Miller and Bohling appeal the denial of their summary judgment motion. For reversal, they argue that the District Court erred in denying their motion because (1) Hubbard failed to set forth a submissible case on his claim that they failed to protect him from a pervasive risk of harm in his housing unit at the prison; and (2) they are entitled to qualified immunity.
As to appellants' first argument, the District Court determined there are disputed questions of material fact concerning the merits of Hubbard's failure-to-protect claim, making summary judgment inappropriate. This aspect of the court's decision is interlocutory. It has not been certified for immediate appeal under 28 U.S.C. § 1292(b) (1988). We therefore have no jurisdiction over this question and accordingly we do not address it.
Appellants would, of course, be entitled to immediate review of the qualified immunity question if the District Court had denied their motion for summary judgment on that ground. See Mitchell v. Forsyth, 472 U.S. 511, 530 (1985). We are unable to discern, however, that either the Magistrate Judge or the District Court has addressed this issue. Although appellants asserted their entitlement to qualified immunity in their motion for summary judgment, both the Magistrate Judge's report and recommendation and the District Court's order are totally devoid of any reference to the qualified immunity question. While the lower courts may have intended to reject the qualified immunity claim asserted by Miller and Bohling, they did not do so in any way that can be gleaned from their actual rulings. It may equally be the case that they intended to rule on qualified immunity only after further factual development had taken place. And it may also be true that they simply failed to consider this aspect of the motion for summary judgment. In any event, the qualified immunity issue is analytically distinct from the issue of whether summary judgment on the merits of the case is precluded by the existence of material questions of disputed fact-the latter issue being the only issue the lower courts appear to have explicitly addressed.

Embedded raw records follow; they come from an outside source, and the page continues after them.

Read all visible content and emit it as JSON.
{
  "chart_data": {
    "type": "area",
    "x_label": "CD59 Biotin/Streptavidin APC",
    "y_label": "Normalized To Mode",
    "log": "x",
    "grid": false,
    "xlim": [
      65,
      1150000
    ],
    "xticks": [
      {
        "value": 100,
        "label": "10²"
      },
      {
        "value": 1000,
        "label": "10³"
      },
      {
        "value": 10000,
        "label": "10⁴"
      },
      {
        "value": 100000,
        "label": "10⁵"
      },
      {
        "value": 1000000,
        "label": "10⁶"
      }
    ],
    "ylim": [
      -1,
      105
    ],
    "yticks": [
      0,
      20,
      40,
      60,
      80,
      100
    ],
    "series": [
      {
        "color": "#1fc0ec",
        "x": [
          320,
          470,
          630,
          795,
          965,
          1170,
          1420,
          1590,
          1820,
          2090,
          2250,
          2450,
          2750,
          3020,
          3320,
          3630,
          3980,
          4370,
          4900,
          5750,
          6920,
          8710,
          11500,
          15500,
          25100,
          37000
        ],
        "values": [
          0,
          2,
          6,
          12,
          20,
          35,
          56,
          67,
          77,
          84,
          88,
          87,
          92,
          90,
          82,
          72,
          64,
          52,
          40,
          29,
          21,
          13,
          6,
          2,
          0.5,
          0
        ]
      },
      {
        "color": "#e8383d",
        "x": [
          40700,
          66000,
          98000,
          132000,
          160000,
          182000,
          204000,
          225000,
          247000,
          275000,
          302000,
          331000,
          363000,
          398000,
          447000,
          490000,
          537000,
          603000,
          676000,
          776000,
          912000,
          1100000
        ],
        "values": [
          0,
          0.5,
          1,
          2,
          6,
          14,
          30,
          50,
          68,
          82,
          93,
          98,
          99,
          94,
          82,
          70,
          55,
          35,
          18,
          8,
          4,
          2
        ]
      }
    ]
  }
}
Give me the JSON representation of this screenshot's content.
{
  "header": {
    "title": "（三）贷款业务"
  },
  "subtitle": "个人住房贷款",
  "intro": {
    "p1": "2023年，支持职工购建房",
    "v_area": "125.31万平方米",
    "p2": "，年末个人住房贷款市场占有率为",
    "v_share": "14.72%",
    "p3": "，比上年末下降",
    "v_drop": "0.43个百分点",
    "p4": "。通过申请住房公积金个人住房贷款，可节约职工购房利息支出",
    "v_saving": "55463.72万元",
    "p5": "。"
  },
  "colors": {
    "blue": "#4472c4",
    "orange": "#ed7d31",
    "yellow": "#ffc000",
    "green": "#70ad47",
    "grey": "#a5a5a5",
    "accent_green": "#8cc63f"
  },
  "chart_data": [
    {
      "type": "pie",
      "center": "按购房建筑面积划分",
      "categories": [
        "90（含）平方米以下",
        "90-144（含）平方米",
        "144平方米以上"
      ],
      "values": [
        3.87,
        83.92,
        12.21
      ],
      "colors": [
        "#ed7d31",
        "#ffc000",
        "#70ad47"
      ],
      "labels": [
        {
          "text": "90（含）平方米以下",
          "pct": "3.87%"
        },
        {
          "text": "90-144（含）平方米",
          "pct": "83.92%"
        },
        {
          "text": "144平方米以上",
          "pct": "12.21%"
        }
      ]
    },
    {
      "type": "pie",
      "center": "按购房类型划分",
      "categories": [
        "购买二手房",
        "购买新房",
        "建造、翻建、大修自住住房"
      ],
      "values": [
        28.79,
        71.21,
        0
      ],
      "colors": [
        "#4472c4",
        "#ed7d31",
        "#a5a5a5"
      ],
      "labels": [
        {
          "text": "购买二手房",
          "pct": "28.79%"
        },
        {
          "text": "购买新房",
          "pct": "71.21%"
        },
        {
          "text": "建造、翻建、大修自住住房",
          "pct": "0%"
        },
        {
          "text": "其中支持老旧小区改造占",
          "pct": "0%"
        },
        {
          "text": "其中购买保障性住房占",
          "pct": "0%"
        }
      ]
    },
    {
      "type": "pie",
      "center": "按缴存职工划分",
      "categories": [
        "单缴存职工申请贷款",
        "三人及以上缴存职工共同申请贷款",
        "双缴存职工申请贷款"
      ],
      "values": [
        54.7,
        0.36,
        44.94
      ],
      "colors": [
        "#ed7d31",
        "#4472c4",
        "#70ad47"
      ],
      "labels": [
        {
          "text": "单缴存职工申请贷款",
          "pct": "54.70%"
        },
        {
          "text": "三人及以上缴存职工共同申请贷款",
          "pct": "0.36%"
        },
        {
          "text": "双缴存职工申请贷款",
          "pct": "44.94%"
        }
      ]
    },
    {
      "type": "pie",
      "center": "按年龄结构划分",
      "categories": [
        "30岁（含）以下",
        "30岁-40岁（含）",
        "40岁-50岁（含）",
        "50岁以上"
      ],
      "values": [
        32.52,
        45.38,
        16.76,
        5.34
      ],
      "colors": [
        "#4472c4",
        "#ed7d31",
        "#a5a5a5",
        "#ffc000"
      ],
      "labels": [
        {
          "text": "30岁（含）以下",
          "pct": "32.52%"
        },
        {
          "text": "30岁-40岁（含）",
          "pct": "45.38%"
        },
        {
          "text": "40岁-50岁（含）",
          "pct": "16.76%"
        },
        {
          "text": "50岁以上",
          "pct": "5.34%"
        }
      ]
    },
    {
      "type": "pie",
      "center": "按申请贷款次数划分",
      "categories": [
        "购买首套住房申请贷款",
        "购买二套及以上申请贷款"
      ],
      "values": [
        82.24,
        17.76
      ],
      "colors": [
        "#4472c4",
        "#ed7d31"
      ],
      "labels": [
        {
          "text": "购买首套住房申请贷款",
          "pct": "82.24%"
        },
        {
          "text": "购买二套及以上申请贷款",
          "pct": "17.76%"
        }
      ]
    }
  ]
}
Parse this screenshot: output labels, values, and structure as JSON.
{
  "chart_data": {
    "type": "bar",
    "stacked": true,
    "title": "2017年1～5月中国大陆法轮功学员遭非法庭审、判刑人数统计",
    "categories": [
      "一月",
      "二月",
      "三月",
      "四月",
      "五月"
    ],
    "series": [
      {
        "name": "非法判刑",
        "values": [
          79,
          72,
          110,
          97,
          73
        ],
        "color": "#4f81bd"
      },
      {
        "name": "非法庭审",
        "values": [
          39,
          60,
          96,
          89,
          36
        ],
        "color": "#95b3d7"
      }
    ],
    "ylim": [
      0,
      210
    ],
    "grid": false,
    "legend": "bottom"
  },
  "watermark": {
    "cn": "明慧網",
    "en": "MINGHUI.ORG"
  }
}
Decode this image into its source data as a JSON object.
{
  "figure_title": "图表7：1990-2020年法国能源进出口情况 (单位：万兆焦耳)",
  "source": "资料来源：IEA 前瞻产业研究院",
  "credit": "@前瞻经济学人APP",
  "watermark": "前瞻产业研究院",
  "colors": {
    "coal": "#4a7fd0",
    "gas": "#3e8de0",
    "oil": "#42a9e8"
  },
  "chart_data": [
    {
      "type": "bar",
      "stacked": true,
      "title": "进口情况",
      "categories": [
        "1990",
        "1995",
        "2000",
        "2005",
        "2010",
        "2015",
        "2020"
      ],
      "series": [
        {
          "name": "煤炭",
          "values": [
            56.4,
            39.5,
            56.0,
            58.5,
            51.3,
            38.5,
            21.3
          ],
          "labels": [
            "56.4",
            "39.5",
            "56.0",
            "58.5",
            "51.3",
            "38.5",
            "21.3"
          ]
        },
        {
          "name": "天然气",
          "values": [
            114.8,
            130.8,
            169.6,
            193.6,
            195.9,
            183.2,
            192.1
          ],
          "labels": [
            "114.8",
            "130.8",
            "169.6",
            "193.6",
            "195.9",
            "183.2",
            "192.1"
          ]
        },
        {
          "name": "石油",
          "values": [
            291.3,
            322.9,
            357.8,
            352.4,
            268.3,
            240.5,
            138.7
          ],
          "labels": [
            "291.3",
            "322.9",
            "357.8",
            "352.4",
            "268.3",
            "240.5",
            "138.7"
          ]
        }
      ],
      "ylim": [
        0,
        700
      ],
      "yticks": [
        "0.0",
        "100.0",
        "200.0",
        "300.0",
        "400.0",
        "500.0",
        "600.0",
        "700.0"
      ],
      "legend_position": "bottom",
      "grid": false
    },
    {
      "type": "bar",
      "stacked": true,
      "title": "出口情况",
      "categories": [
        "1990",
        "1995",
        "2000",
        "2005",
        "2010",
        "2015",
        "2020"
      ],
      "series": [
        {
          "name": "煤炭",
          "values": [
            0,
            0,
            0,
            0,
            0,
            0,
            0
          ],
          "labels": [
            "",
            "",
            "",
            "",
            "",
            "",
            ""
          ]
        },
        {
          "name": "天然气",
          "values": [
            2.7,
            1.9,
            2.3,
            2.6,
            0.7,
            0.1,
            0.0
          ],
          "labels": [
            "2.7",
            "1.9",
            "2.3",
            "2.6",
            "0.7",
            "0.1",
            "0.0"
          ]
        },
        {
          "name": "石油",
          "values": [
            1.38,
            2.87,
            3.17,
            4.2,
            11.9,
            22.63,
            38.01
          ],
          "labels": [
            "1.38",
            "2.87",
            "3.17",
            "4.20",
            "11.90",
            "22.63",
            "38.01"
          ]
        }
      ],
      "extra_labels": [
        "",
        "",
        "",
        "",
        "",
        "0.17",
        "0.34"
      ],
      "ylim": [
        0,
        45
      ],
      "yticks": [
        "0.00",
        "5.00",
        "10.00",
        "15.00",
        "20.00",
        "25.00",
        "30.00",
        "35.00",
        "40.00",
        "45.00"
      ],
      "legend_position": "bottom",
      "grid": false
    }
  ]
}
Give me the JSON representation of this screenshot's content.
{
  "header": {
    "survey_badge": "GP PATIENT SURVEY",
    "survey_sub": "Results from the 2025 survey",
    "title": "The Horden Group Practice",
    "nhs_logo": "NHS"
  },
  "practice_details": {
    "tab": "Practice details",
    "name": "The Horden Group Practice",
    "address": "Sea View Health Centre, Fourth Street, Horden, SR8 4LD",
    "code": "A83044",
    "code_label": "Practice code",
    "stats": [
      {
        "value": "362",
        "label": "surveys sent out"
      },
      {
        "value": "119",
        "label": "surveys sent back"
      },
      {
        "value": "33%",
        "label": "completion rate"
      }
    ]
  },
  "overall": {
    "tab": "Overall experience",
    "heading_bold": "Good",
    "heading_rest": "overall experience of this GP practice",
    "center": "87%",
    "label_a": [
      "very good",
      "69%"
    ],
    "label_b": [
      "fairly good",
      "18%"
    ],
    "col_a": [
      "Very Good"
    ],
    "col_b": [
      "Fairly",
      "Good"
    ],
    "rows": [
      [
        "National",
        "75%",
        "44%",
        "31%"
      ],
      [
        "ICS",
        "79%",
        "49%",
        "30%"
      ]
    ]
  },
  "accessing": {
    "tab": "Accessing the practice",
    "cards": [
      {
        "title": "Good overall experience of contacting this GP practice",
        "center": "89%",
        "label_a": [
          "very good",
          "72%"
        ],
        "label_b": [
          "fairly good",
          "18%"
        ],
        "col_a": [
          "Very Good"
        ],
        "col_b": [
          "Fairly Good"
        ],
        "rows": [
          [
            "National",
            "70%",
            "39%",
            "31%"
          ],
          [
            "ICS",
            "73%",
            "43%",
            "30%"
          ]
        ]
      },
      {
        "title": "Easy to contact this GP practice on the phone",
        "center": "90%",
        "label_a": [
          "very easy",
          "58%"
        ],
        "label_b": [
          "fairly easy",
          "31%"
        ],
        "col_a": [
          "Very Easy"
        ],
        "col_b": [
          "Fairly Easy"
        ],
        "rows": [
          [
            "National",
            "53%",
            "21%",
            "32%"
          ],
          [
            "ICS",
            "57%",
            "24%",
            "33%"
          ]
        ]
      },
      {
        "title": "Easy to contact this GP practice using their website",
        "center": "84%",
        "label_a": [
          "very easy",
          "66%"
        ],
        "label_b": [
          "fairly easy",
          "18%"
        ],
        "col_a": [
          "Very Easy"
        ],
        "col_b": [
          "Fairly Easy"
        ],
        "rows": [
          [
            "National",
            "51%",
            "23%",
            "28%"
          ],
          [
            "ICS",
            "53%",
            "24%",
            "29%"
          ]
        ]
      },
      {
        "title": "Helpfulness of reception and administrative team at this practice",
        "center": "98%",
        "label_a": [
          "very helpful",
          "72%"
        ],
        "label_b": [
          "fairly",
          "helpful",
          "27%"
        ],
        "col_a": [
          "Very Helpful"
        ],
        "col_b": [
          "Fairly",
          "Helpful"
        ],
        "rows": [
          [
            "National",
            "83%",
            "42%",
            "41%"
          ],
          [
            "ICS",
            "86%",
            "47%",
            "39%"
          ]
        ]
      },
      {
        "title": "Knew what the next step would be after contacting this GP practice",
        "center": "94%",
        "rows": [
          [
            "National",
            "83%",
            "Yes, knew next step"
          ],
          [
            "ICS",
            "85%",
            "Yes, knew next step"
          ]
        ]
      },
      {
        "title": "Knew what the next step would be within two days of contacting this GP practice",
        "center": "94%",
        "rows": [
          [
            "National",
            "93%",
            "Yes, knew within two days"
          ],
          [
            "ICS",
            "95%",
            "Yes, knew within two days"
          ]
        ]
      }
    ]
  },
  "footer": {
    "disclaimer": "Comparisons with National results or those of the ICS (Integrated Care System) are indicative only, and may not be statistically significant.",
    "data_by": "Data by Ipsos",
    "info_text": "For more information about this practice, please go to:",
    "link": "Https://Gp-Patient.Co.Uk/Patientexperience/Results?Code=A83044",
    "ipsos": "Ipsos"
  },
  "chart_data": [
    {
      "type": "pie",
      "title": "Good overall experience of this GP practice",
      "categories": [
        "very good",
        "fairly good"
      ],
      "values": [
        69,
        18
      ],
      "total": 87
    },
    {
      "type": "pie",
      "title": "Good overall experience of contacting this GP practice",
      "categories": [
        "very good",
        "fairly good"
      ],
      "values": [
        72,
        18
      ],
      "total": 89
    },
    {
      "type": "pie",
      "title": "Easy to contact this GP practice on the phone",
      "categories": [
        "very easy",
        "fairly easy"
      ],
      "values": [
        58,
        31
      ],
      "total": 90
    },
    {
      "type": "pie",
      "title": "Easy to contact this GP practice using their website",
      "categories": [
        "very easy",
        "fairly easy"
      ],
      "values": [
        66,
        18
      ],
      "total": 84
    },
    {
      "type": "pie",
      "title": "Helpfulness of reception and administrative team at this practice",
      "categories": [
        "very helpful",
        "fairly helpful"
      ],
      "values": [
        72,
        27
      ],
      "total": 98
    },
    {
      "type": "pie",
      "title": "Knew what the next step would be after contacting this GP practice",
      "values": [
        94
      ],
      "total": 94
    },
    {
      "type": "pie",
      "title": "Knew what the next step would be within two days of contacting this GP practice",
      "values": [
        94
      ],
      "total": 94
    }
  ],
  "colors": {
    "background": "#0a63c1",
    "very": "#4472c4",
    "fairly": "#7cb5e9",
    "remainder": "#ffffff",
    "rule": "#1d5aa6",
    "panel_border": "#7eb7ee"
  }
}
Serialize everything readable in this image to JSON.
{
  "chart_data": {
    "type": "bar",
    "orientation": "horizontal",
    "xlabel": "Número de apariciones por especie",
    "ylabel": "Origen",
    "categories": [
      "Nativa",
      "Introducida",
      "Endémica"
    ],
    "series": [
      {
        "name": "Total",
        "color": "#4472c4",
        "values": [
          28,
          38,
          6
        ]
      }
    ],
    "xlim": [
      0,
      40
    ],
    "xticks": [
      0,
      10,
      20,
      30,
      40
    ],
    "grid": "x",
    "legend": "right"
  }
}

We are unwilling to speculate or to engage in long-distance judicial mind reading. Qualified immunity claims are important. They must be explicitly addressed and initially decided at the trial court level. That, as far as we can see, has not occurred here. Neither the fact of such a ruling nor any reasoning in support of such a ruling appears in the judicial work product under review in this case. We therefore proceed on the premise that appellants' claim of entitlement to summary judgment on the ground of qualified immunity is still open for initial decision in the trial court.
In short, based on the record before us, we are unable to say that appellants have yet suffered a denial of their motion for summary judgment on the ground of qualified immunity. Accordingly, this Court's jurisdiction has not been established, and the appeal must be dismissed. The District Court is directed to rule as soon as it is practicable to do so on the claim of Miller and Bohling for summary judgment on the ground of qualified immunity.
Without prejudice to the right of any of the parties to timely appeal any appealable order the District Court may enter, this appeal is dismissed for lack of jurisdiction.1 See 8th Cir. R. 47A(a).